Gov. Cooper Signs Bill to Protect Children and Close Consent Loophole


Today, Governor Roy Cooper signed Senate Bill 199, a bill to modernize sexual abuse laws as well as strengthen enforcement and protection for children who have been abused, into law. The new law will close loopholes in existing sexual assault laws and strengthen penalties against child abusers.

Previously, North Carolina lagged the nation in closing loopholes in sexual assault laws, including consent revocation and incapacitation by alcohol. A bipartisan bill, SB 199 was passed unanimously in the state legislature.

“For too long, North Carolina has not protected sexual abuse victims the same ways other states have, and this law closes that consent loophole,” said Governor Roy Cooper. “This bipartisan legislation goes a long way to protect all victims of sexual assault, especially children, and will help more people seek justice against abusers.”

Gov. Cooper was joined by Tom Campbell, President and Chief Executive Officer of Family Service of the Piedmont, Mary Williams-Stover, Executive Director of the Council for Women and Youth Involvement, Monika Johnson-Hostler, Executive Director of the North Carolina Coalition Against Sexual Assault, several survivors and advocates, as well as local and state elected officials. He noted the role Attorney General Josh Stein played in organizing the legislation and advocacy for SB 199.

“Keeping children safe from abuse and violence is job one for parents and for the state. The SAFE Child Act does exactly that, and I am proud that my office drafted and championed the law. It will make sure abuse is reported and prosecuted – allowing more victims to see justice and putting abusers behind bars. It will better protect kids online from sexual predators. And it will allow adults who were violated as children to sue their abusers in court for the damages they suffered,” said Attorney General Josh Stein.
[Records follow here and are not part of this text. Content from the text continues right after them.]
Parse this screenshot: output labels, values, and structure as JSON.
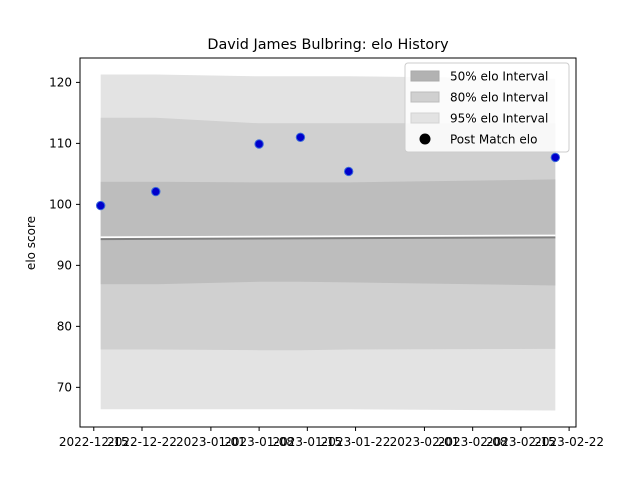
{
  "chart_data": {
    "type": "line",
    "title": "David James Bulbring: elo History",
    "xlabel": "",
    "ylabel": "elo score",
    "x_ticks": [
      "2022-12-15",
      "2022-12-22",
      "2023-01-01",
      "2023-01-08",
      "2023-01-15",
      "2023-01-22",
      "2023-02-01",
      "2023-02-08",
      "2023-02-15",
      "2023-02-22"
    ],
    "xlim": [
      "2022-12-13",
      "2023-02-23"
    ],
    "ylim": [
      63.5,
      124
    ],
    "y_ticks": [
      70,
      80,
      90,
      100,
      110,
      120
    ],
    "grid": false,
    "legend_position": "top-right",
    "legend": [
      {
        "label": "50% elo Interval",
        "kind": "band50"
      },
      {
        "label": "80% elo Interval",
        "kind": "band80"
      },
      {
        "label": "95% elo Interval",
        "kind": "band95"
      },
      {
        "label": "Post Match elo",
        "kind": "point"
      }
    ],
    "series": [
      {
        "name": "95% elo Interval",
        "x": [
          "2022-12-16",
          "2022-12-24",
          "2023-01-08",
          "2023-01-14",
          "2023-01-21",
          "2023-02-20"
        ],
        "upper": [
          121.3,
          121.3,
          121.0,
          121.0,
          121.0,
          120.6
        ],
        "lower": [
          66.4,
          66.4,
          66.4,
          66.4,
          66.4,
          66.2
        ]
      },
      {
        "name": "80% elo Interval",
        "x": [
          "2022-12-16",
          "2022-12-24",
          "2023-01-08",
          "2023-01-14",
          "2023-01-21",
          "2023-02-20"
        ],
        "upper": [
          114.2,
          114.2,
          113.3,
          113.3,
          113.3,
          113.3
        ],
        "lower": [
          76.2,
          76.2,
          76.1,
          76.1,
          76.2,
          76.3
        ]
      },
      {
        "name": "50% elo Interval",
        "x": [
          "2022-12-16",
          "2022-12-24",
          "2023-01-08",
          "2023-01-14",
          "2023-01-21",
          "2023-02-20"
        ],
        "upper": [
          103.7,
          103.7,
          103.6,
          103.6,
          103.6,
          104.1
        ],
        "lower": [
          86.9,
          86.9,
          87.3,
          87.3,
          87.2,
          86.7
        ]
      },
      {
        "name": "elo mean",
        "x": [
          "2022-12-16",
          "2023-02-20"
        ],
        "y": [
          94.3,
          94.6
        ]
      },
      {
        "name": "Post Match elo",
        "x": [
          "2022-12-16",
          "2022-12-24",
          "2023-01-08",
          "2023-01-14",
          "2023-01-21",
          "2023-02-20"
        ],
        "y": [
          99.8,
          102.1,
          109.9,
          111.0,
          105.4,
          107.7
        ]
      }
    ],
    "colors": {
      "band95": "#e3e3e3",
      "band80": "#d0d0d0",
      "band50": "#bdbdbd",
      "mean_line": "#7f7f7f",
      "point_fill": "#0000cc",
      "point_edge": "#3b6bd8"
    }
  }
}
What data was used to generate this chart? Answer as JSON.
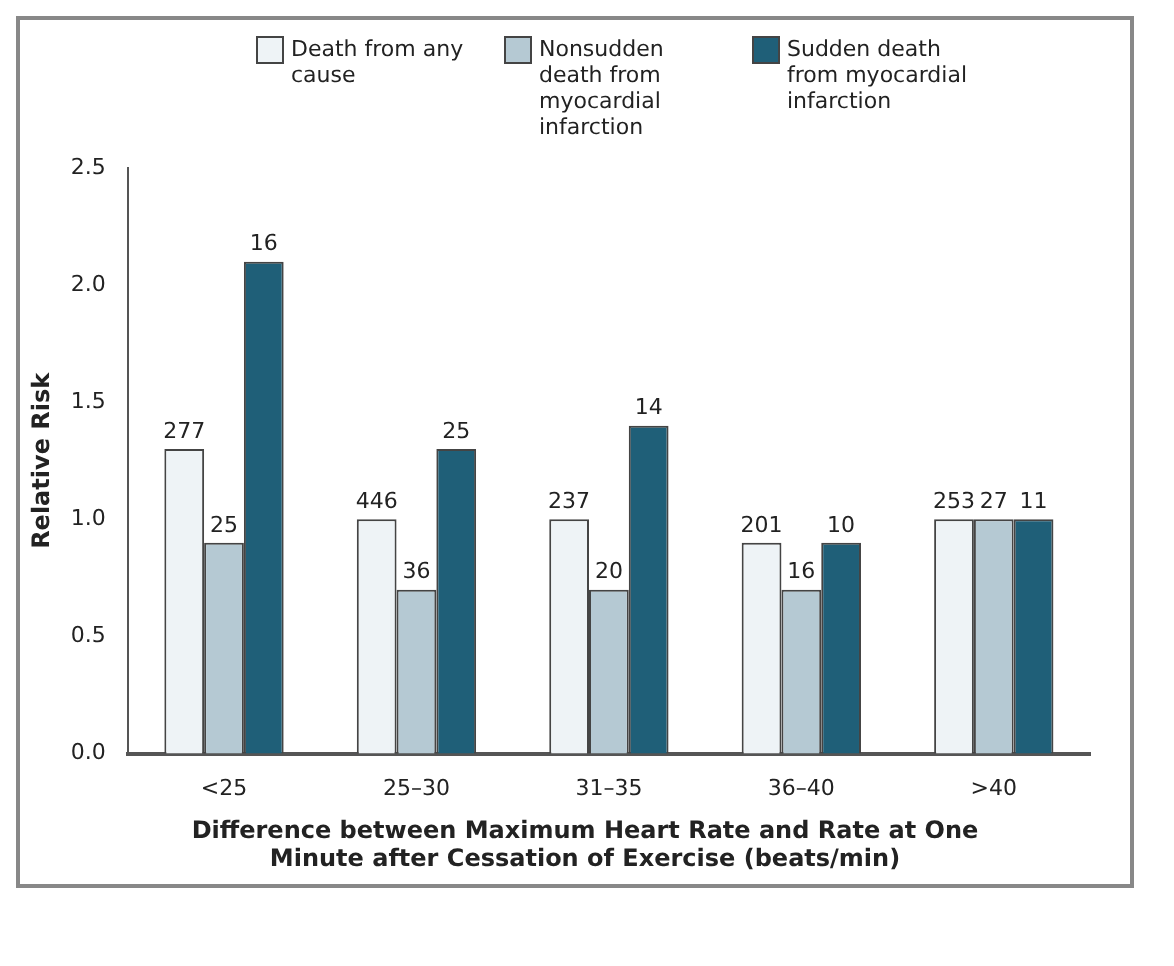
{
  "chart_data": {
    "type": "bar",
    "categories": [
      "<25",
      "25–30",
      "31–35",
      "36–40",
      ">40"
    ],
    "series": [
      {
        "name": "Death from any cause",
        "color": "#eef3f6",
        "values": [
          1.3,
          1.0,
          1.0,
          0.9,
          1.0
        ]
      },
      {
        "name": "Nonsudden death from myocardial infarction",
        "color": "#b5c9d3",
        "values": [
          0.9,
          0.7,
          0.7,
          0.7,
          1.0
        ]
      },
      {
        "name": "Sudden death from myocardial infarction",
        "color": "#1f5f78",
        "values": [
          2.1,
          1.3,
          1.4,
          0.9,
          1.0
        ]
      }
    ],
    "annotations": [
      "277",
      "446",
      "237",
      "201",
      "253",
      "25",
      "36",
      "20",
      "16",
      "27",
      "16",
      "25",
      "14",
      "10",
      "11"
    ],
    "ylabel": "Relative Risk",
    "xlabel": "Difference between Maximum Heart Rate and Rate at One Minute after Cessation of Exercise (beats/min)",
    "ylim": [
      0,
      2.5
    ],
    "yticks": [
      {
        "value": 0,
        "label": "0.0"
      },
      0.5,
      {
        "value": 1,
        "label": "1.0"
      },
      1.5,
      {
        "value": 2,
        "label": "2.0"
      },
      2.5
    ],
    "grid": false,
    "legend": "top"
  }
}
In North Carolina, an estimated 35 percent of women will experience intimate partner violence or sexual violence at least once in their lifetime. 81 percent of women in North Carolina have reported experiencing at least one negative outcome due to their experience with intimate partner violence, with 56 percent developing Post-Traumatic Stress Disorder symptoms.

The N.C. Council for Women and Youth Involvement advises the Governor, the North Carolina legislature and state departments on issues impacting women in North Carolina, including sexual assault and domestic abuse. More information can be found around that and their reports on the status of women can be found HERE.

The new law will go into effect December 1, 2019.